手を振って彼女に返事をすると、すぐさま門を開けてこっちにやって来た。
「うわ~、大量ですね!」
トロッコの中身を見て、マホロがはしゃぐ。
廃鉱山の亡骸と霊園作りの話は後でいいだろう。
楽しそうなところに水を差すのも悪い。
「それは光魔鉱石だな。すでに掘り起こされた物が、トロッコの中に放置されてたんだ。そして、こっちが本命の魔宝石さ」
俺は魔宝石を手に持ってマホロに見せる。
小柄なマホロの隣に並べると、この石の大きさが際立つ。
「これは……地属性の魔宝石ですか?」
「おっ、よくわかったね!」
「はい……! 私程度の魔法使いでもすぐにわかるくらい、すさまじい力を感じます……!」
マホロは魔宝石にそっと触れる。
「何だか温かくって、心が落ち着きます。ガンジョーさんと一緒にいる時みたいです!」
「いやぁ、照れるなぁ~」
もしかしたら、魔力回路接続で魔宝石を制御下に置いたから、そこから発する魔力の質が俺と似たものになっているのかな?
「この魔宝石を街の中心、噴水の下に埋めようと思ってるんだ」
「いいですね。今も昔も街の中心はあの噴水ですから」
ということで、俺たちは噴水の前にやって来た。
噴水は綺麗に直したし、泉には水も張っている。
これを一度崩して地面を掘り、魔宝石を中に埋めるのはなかなか手間だ。
廃鉱山で魔宝石を取り出した時の逆パターンで、地面の中へ沈めるようにスゥ……と埋めたい。
「ガイアさん、頼みます」
「私からも頼みますっ!」
マホロと一緒にガイアさんにお願いする。
〈了解。噴水の真下に魔宝石を配置します〉
俺の手から魔宝石が離れ、スゥ……と地面の中に沈み込んでいった。
〈実行終了〉
「流石はガイアさん! 仕事が正確かつ迅速です!」
マホロが褒めに褒めまくる。
この声援を聞くと俺は力が湧いてくるが、ガイアさんもそうだといいな。
〈地の魔宝石の魔力圏の展開を確認。圏内の地属性物質に魔力の付与、魔鉱石への魔力回路接続が可能になりました〉
まだ完璧には理解出来ていない言葉もあるが、これで瓦礫の街に大地に安定して魔力を供給出来るようになったのは間違いなさそうだ!
「ガイアさん、まずは範囲内の土に魔力を付与してください。分量は……植物の成長を促進する程度でお願いします」
〈了解――実行終了〉
一瞬でこの瓦礫の街の大地に魔力が満ちる。
カラカラだった土が湿り気を得て、色も茶色が強くなった。
「これで俺が定期的に魔力を注入しなくても畑が維持出来る。
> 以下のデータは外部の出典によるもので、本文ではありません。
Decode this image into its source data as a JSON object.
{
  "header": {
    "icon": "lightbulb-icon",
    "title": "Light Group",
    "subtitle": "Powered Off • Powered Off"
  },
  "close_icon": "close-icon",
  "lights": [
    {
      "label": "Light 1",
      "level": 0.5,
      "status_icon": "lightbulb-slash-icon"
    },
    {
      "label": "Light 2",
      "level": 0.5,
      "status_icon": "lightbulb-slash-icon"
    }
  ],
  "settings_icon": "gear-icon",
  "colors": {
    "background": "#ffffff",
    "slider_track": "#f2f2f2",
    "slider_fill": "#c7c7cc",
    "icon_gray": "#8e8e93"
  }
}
もっと畑の範囲を広くしても問題はないはずだ」
「この街を緑いっぱいの街にしたいですね!」
それが実現出来たら、もうこの街を『瓦礫の街』とは呼べないな。
何か新しい名前を考える必要がある。
「それにしても、魔力回路接続って何でしょうか?」
〈魔力を持つ物質と物質を魔力回路で接続し、遠隔による操作を可能とする行為です〉
マホロの質問にガイアさんが答える。
俺も感覚的な理解でしかなかったから、改めて説明してもらえるのは助かる。
「それはつまり、この街にある魔鉱石とかを魔宝石につないで動かせるってことですか?」
〈その通りです〉
マホロは「なるほど……!」と言い、腕を組んで考え事を始めた。
その考え事が終わるのは案外すぐだった。
「でしたら、噴水の魔礫石と魔宝石を接続して、勝手に水が噴き出すように出来ませんか?」
「……おおっ! それはいいアイデアだ!」
俺は思わずパンッと手を打つ。
魔力回路接続のお試しとして、ちょうどいい手軽さだ。
上手くいかなくても周囲には何の悪影響もない。
〈地の魔宝石と魔礫石で作られた噴水を接続しますか?〉
ガイアさんの質問に俺とマホロは一緒に「はい!」と答えた。
〈接続開始……接続完了〉
今回は接続先が魔礫石だったからか、すぐに接続が完了した。
「では、噴水から水を……」
〈接続後の操作に関しては『ガイア』を介する必要はありません。『ガンジョー』の判断で操作を行ってください。なお、『ガイア』による操作自体は可能です〉
ガイアさんからでも操作は出来るけど、俺だけでやってもいいってことか。
何もかもお願いというのもアレだし、自分の判断でやってみるか!
「ガンジョーさん、お願いします!」
「よし! 魔力のつながりをイメージして……」
俺の体から大地を通して地下の魔宝石へ。
そして、魔宝石から真上にある噴水に魔力と情報を伝達出来る。
その感覚を確かに感じる……。
「起動!」
掛け声と共に、俺の石像から勢いよく水が噴射した。
回路の操作は成功だ。おそらく掛け声も本当は必要ない。
無言でも頭の中で思い描けば、接続された物を手足のように動かすことが出来る。
それに魔礫石を動かしているのは魔宝石の魔力だから、俺の魔力が失われることもない。
そして、噴水を動かす程度なら魔宝石にとって魔力を消費しないも同然みたいだ。
これなら一日中水を噴き出させていても問題はないだろう。
とはいえ……それでは噴水の特別感がなくなってしまう。
「ガイアさん、あらかじめ時間を指定してこの操作を行うことは出来ますか?」
果たして、魔宝石に時間の概念があるかどうか……。
〈……時間の情報を魔宝石に送信しました。これにより時間指定を行うことが可能になりました〉
そうか、ガイアさんは時間の概念を理解しているし、現在時刻などの情報も持っている。
その情報を魔力回路を通して魔宝石に送れば、魔宝石も時間の情報を得るということだ。
こんなことが出来るガイアさんもすごいし、その情報を受け取れる魔宝石もすごい。
ただの魔鉱石では、これだけ高度な情報の送受信は出来ないからな。
「それでは九時、十二時、十五時のように三時間おきに十分間噴水を動かすように設定してくださ……おっと、俺が設定すればいいんだったな」
これからも難しいことはガイアさんに頼るけど、簡単なことはサッと自分でこなしたいな。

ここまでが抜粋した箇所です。